Depending on what you are actually trying to do this may or may not be either a good or even satisfactory approach. If you are trying to write a function to compute a value at each element in an array whose rank is not known when you write the function then the preceding suggestion is dead flat wrong, in this case you would want to write an elemental function. Update your question if you want further information.

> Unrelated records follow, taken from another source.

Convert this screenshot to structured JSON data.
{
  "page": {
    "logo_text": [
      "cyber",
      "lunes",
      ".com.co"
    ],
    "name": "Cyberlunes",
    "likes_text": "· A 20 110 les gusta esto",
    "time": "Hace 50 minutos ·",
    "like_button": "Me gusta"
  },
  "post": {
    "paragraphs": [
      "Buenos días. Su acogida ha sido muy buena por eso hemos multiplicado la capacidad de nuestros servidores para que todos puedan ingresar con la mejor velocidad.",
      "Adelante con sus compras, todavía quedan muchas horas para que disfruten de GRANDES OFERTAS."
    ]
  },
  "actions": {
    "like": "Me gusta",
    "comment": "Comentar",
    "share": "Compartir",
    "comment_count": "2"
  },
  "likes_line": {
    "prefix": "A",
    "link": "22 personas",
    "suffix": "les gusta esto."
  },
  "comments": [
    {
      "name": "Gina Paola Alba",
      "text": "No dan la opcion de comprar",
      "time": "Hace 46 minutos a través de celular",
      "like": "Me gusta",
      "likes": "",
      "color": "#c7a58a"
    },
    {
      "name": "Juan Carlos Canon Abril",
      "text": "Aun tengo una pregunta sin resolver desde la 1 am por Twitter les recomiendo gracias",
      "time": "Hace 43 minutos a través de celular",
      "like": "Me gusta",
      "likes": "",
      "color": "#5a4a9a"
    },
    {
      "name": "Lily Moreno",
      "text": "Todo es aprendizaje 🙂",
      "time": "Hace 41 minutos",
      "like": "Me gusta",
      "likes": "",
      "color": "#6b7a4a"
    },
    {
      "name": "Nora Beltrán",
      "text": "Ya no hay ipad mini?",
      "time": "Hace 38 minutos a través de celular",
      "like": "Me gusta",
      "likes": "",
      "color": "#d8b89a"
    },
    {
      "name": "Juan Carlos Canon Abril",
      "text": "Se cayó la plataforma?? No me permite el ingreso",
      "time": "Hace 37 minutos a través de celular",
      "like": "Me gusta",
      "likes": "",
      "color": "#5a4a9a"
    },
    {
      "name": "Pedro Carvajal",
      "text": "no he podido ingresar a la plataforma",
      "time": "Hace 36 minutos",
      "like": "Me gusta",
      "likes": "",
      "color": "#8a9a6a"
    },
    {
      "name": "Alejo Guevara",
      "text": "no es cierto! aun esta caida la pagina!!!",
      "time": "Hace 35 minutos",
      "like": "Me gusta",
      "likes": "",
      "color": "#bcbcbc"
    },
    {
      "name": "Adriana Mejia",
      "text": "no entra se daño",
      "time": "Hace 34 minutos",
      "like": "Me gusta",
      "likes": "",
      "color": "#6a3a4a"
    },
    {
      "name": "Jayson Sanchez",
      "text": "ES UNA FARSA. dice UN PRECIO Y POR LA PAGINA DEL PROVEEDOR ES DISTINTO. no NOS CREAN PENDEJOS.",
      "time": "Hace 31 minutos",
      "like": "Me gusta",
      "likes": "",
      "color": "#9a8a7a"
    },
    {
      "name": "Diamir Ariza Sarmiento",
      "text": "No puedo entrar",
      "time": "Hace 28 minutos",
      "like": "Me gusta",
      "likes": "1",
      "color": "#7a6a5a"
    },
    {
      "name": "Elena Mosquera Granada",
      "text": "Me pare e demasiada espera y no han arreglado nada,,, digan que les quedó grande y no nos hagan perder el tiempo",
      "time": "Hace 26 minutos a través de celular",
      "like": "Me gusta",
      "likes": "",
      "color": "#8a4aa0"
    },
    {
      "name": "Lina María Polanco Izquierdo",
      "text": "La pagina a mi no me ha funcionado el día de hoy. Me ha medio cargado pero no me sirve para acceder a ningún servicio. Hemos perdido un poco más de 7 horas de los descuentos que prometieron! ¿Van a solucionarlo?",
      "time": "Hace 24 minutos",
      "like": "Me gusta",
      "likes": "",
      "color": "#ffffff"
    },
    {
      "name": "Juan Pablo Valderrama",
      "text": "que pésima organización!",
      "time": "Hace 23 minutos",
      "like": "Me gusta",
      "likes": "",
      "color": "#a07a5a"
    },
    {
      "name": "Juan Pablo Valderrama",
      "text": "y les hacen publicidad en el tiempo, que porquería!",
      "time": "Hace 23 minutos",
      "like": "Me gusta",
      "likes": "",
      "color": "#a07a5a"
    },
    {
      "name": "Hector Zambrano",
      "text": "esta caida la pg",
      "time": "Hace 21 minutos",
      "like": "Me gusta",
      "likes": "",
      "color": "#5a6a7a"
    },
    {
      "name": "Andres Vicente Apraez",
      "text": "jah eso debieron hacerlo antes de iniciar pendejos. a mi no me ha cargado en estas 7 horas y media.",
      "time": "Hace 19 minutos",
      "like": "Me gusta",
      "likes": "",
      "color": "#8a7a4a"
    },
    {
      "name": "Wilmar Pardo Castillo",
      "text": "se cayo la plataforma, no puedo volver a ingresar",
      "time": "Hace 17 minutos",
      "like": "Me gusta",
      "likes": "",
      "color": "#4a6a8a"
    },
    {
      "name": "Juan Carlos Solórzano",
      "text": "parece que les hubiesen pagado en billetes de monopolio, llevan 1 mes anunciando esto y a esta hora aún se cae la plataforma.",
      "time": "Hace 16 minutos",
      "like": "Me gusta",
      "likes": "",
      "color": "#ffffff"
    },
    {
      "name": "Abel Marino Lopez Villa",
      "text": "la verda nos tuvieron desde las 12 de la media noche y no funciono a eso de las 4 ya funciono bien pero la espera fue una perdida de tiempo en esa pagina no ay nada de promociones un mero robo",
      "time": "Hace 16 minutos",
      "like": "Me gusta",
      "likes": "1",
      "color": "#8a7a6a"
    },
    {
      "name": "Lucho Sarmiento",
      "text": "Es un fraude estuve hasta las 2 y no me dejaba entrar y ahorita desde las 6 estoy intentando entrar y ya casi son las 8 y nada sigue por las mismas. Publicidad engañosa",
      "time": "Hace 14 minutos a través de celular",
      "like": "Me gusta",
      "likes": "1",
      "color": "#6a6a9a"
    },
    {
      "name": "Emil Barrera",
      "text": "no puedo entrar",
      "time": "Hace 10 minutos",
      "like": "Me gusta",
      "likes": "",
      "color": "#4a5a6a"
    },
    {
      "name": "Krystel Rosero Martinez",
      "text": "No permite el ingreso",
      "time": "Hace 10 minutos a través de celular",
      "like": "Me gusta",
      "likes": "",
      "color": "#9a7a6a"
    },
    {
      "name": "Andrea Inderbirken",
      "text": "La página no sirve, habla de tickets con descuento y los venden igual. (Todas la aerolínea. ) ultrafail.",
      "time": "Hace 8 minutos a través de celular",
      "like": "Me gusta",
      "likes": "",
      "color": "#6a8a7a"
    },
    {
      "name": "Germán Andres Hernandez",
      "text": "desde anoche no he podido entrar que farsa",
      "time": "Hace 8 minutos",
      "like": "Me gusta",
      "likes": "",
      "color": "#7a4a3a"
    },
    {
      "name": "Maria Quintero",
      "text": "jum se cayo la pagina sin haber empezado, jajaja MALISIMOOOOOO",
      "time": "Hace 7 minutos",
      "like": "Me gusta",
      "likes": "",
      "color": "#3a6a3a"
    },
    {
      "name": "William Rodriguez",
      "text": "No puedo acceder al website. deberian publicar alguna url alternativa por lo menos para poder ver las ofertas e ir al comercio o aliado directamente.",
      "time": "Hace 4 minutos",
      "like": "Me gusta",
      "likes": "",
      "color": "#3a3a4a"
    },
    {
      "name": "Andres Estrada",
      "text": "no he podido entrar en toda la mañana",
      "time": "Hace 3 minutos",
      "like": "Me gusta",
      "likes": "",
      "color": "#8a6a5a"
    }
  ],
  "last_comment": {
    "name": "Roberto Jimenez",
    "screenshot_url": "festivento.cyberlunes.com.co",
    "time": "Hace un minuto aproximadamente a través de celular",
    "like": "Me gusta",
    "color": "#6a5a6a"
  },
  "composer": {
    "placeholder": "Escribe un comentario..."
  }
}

you can define your function to have a List argument, which is initially empty
void f(int num,List argumentsSoFar){
// call f() for num+1..Nmax
for(i = num+1 ; i < Nmax ; i++){
List newArgs=argumentsSoFar.clone();
newArgs.add(i);
f(i,newArgs);
}
if (num+1==Nmax){
// do the work with your argument list...i think you wanted to arrive here ;)
}
}
caveat: the stack should be able to handle Nmax depth function calls
Yet another way to achieve what you desire is based on the answer by High Performance Mark, but can be made more general:
subroutine nestedLoop(indicesIn)
! Input indices, of arbitrary rank
integer,dimension(:),intent(in) :: indicesIn
! Internal indices, here set to length 5 for brevity, but set as many as you'd like
integer,dimension(5) :: indices = 0
integer :: i1,i2,i3,i4,i5
indices(1:size(indicesIn)) = indicesIn
do i1 = 0,indices(1)
do i2 = 0,indices(2)
do i3 = 0,indices(3)
do i4 = 0,indices(4)
do i5 = 0,indices(5)
! Do calculations here:
! myFunc(i1,i2,i3,i4,i5)
enddo
enddo
enddo
enddo
enddo
endsubroutine nestedLoop
You now have nested loops explicitly coded, but these are 1-trip loops unless otherwise desired. Note that if you intend to construct arrays of rank that depends on the nested loop depth, you can go up to rank of 7, or 15 if you have a compiler that supports it (Fortran 2008). You can now try:
call nestedLoop([1])
call nestedLoop([2,3])
call nestedLoop([1,2,3,2,1])
You can modify this routine to your liking and desired applicability, add exception handling etc.
From an OOP approach, each loop could be represented by a "Loop" object - this object would have the ability to be constructed while containing another instance of itself. You could then theoretically nest these as deep as you need to.
Loop1 would execute Loop2 would execute Loop3.. and onwards.